Было жутко возвращаться в пустую квартиру, где в кухне лежали какие-то недоеденные им продукты, висела его одежда. Но уже через несколько дней всё это распотрошили неизвестно откуда появившиеся родственники, которых я никогда не встречала у него раньше и которые, как стервятники, расхватали все его затасканные вещи вплоть до нижнего белья. Длительное время я жила в квартире одна. Потом стали появляться люди со «смотровыми».

Наконец, у меня появились новые соседи – прелестная пожилая пара, с которыми я подружилась на всю жизнь. Ксения Михайловна и Андрей Михайлович познакомились в плену в Германии, куда их угнали немцы во время войны.

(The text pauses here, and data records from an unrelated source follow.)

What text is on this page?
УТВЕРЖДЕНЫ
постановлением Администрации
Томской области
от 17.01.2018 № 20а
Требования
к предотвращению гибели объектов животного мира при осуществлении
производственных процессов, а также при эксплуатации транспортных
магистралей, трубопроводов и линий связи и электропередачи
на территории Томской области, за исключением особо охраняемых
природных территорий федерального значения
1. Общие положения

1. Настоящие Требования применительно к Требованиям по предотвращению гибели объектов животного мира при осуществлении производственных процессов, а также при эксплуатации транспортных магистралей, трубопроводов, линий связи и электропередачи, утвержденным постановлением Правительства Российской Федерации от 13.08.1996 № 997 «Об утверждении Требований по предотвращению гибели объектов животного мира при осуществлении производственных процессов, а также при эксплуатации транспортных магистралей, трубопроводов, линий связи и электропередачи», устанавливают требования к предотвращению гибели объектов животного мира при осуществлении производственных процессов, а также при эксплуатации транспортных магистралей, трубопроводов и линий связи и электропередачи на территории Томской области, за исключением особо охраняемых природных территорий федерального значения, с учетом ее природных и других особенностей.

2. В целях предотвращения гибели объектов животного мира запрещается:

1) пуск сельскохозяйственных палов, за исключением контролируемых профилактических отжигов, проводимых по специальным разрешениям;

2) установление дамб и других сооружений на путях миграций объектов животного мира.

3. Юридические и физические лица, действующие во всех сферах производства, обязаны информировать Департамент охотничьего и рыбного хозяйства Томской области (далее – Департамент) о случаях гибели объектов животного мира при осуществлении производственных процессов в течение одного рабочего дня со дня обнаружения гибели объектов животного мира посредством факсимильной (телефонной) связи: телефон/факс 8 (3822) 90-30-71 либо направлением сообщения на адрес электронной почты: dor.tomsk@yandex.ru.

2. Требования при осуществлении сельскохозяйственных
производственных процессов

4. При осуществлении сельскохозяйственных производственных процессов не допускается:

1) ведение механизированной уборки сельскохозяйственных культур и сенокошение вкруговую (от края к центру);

Парадоксальное совпадение: впоследствии их общая дочь Дина – студентка Технологического института – вышла замуж за своего однокурсника-немца и счастливо прожила с ним в Германии всю жизнь. Я была настолько дружна со своими соседями, что их дочь даже пригласила меня к себе в гости в Германию, где со мной произошло несколько анекдотических эпизодов. В какой-то момент, проявив самостоятельность, я отправилась из их дома в пригороде в центр Берлина с тем, чтобы посетить знаменитый «Берлинер ансамбль» и посмотреть их фирменный спектакль «Мамаша Кураж и её дети». Чтобы не возвращаться в пригород поздно ночью, я сняла комнату в центре Берлина. После спектакля шла одна по опустевшим улицам. Темно, пустынно, только каблуки мои цокают по плиткам мостовой. Добралась, зашла в тёмный подъезд, поднялась наощупь по винтовой лестнице (где ж мне было знать, что надо нажимать на кнопку на стене, чтобы свет загорелся?). На рукоятке нужной мне двери висел мешочек. Подумала с благодарностью: «Какая милая хозяйка квартиры! Повесила мешочек, чтобы я опознала своё жильё!» Сняла его с двери, тихо пробралась в свою комнату, улеглась и уснула. Утром в квартире переполох: хлеб, который регулярно приносят по утрам, не принесли. Да и мешочек исчез! Пришлось признаваться… А перед отъездом произошел ещё один казус. Я должна была выполнить поручение брата и купить ему пару ароматизированных брикетов для освежения воздуха в туалете. Зайдя в супермаркет и следуя указующему жесту продавца, я оказалась перед грудой брикетов. Цена была настолько незначительна, что я решила осчастливить брата и купить их побольше. Дома я начала паковать брикеты в чемодан и наткнулась на изумлённый взгляд хозяев дома. Оказалось, что это средство для отбеливания унитазов. При том количестве брикетов в моём чемодане я могла бы при желании отбелить большую часть общественных туалетов Иркутска. Пришлось идти и обменивать груду дешёвых на два дорогих.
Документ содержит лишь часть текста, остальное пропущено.